The national government sent out investigators with the issue of the Special Survey Council on Yokkaichi Area Air Pollution in 1963, and they concluded their report in March 1964. Meanwhile, the government offered more compensation to fishermen following findings in 1965. Through the survey council's investigation Yokkaichi became an official target area of the 1968 Soot and Smoke Regulation Law. However, SO_{2} air pollution did not decrease, most notable through the suicide of confection shop owner Outani Kazuhiko, who wrote a note blaming the bad air for his death. Through this law, taller smokestacks were built, but they simply spread the pollution over a wider area and did not help alleviate the health issues. In 1965, the local government offered more compensation to fishermen following Special Survey Council on Yokkaichi Area Air Pollution findings in what would become the world's first public-relief system for pollution victims. For the first year, this was financed by the local government, but was financed by the national government's treasury in its second year.

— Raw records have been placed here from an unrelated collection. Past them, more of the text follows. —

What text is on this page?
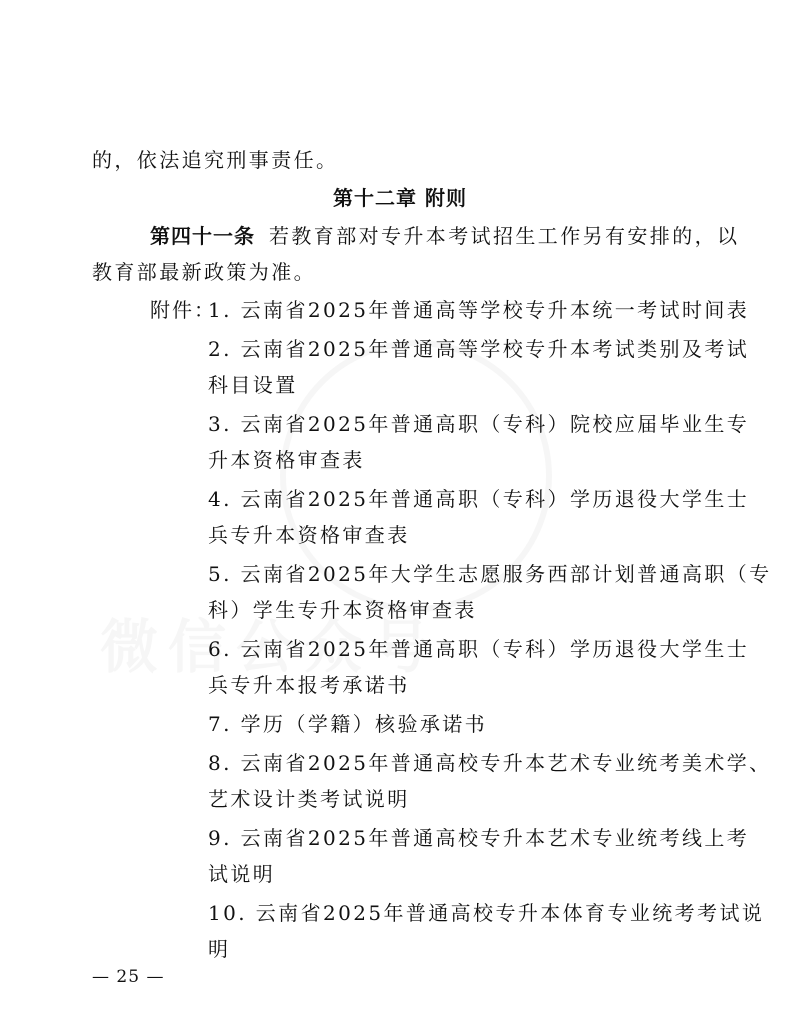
的，依法追究刑事责任。
第十二章 附则
第四十一条 若教育部对专升本考试招生工作另有安排的，以
教育部最新政策为准。
附件：
1. 云南省2025年普通高等学校专升本统一考试时间表
2. 云南省2025年普通高等学校专升本考试类别及考试
科目设置
3. 云南省2025年普通高职（专科）院校应届毕业生专
升本资格审查表
4. 云南省2025年普通高职（专科）学历退役大学生士
兵专升本资格审查表
5. 云南省2025年大学生志愿服务西部计划普通高职（专
科）学生专升本资格审查表
6. 云南省2025年普通高职（专科）学历退役大学生士
兵专升本报考承诺书
7. 学历（学籍）核验承诺书
8. 云南省2025年普通高校专升本艺术专业统考美术学、
艺术设计类考试说明
9. 云南省2025年普通高校专升本艺术专业统考线上考
试说明
10. 云南省2025年普通高校专升本体育专业统考考试说
明
— 25 —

Isozu district Yokkaichi residents with asthma filed a civil suit against companies with ties to Showa Yokkaichi Oil's Petrochemical Complex No. 1 in 1967 which would go on to become Japan's first court trial related to pollution. The trial ended in 1972 in favor of the plaintiffs, ruling that the company had committed negligence. After the trial, the local Yokkaichi government requested that the city be considered a target area for the 1968 Soot and Smoke Regulation Law. The 1968 Air Pollution Control Law led to the implementation of a flue-gas desulfurization processes for all emissions, which gradually led to health improvement in the local populace.

==Other cases==

Yokkaichi asthma has been identified in other rapidly industrializing areas in parts of the world, including Mexico City, Singapore, and cities in mainland China like Guangzhou where air pollution caused by smog can lead to chronic asthma. Sulfur oxides have also been attributed to causing other Japanese city asthma outbreaks, such as in the Nishiyodogawa industrial district of Osaka, Japan.